Die Jury beurteilt nicht nur das Design als Gesamtansatz unter Einbeziehung von Ästhetik, nutzergerechte Funktionalität, ökonomische und ökologische Konstruktionen, gegebenenfalls um das Zusammenspiel von Produkt und Verpackung, sondern prüft alle Phasen des Lebenszyklus – vom Konzept und Vorproduktion über Produktion und Distribution bis hin zu Nutzung und Nachnutzung. Die Qualität der Kommunikation mit dem Konsumenten über die Nachhaltigkeit wird ebenso berücksichtigt wie die Relevanz und der Grad der Innovation samt Business Modell. Verwendete Materialien, Produktionsbedingungen, die Qualität der Ausarbeitung, die Art der Umsetzung und das Veränderungs-Potential für Umwelt werden genau unter die Lupe genommen. Nicht zuletzt spielen auch die Originalität, die Reproduzierbarkeit sowie die Glaubwürdigkeit eine wesentliche Rolle.

 


Preisträger des Green Product Award 2021: Das erst im November 2020 gegründete Unternehmen Pretty Plastic stellt Fliesen aus Post-Consumer-PVC her, mit einer Methode, die die Produktion von neuem Plastik vermeidet und ohne chemische Zusätze auskommt. © Pretty Plastic

 

Diese, aber auch viele andere Initiativen sind wertvolle gesellschaftliche Beiträge, den kommenden Herausforderungen entschieden entgegenzutreten.

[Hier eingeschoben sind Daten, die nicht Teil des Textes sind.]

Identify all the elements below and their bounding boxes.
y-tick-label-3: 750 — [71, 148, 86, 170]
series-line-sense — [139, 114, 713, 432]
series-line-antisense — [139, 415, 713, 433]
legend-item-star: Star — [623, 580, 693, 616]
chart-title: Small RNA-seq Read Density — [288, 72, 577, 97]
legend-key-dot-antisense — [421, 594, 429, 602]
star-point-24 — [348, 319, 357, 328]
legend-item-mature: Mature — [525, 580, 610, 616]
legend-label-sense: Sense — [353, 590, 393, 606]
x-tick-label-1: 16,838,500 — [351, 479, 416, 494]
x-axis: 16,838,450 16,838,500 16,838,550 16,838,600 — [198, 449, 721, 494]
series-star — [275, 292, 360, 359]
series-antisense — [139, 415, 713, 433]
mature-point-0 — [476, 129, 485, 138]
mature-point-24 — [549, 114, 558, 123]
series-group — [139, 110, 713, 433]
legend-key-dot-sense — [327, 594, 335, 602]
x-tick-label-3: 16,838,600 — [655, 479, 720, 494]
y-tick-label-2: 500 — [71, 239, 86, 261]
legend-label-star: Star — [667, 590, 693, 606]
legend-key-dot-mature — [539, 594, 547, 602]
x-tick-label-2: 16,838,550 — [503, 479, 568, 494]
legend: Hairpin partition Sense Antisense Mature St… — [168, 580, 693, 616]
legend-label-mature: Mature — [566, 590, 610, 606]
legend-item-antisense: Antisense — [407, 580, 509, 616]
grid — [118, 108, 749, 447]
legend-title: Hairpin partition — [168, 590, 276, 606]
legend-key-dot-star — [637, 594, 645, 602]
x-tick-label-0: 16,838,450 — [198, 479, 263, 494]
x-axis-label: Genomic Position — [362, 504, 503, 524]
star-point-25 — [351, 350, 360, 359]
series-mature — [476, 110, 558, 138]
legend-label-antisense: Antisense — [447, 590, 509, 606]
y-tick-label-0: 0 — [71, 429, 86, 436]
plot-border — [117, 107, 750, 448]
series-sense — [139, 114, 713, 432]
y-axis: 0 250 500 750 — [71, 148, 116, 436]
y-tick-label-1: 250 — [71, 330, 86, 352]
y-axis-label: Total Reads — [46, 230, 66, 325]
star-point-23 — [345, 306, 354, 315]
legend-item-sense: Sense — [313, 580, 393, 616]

Dank der mutigen Initiatoren und Initiativen, die sich in Anbetracht der besorgniserregenden Lage nicht geschlagen geben wollen, öffnet sich ein Fenster der Hoffnung, wenigstens in einigen Bereichen, die jedoch jeder für sich wichtig sind, etwas tun und vielleicht sogar wieder gut machen zu können.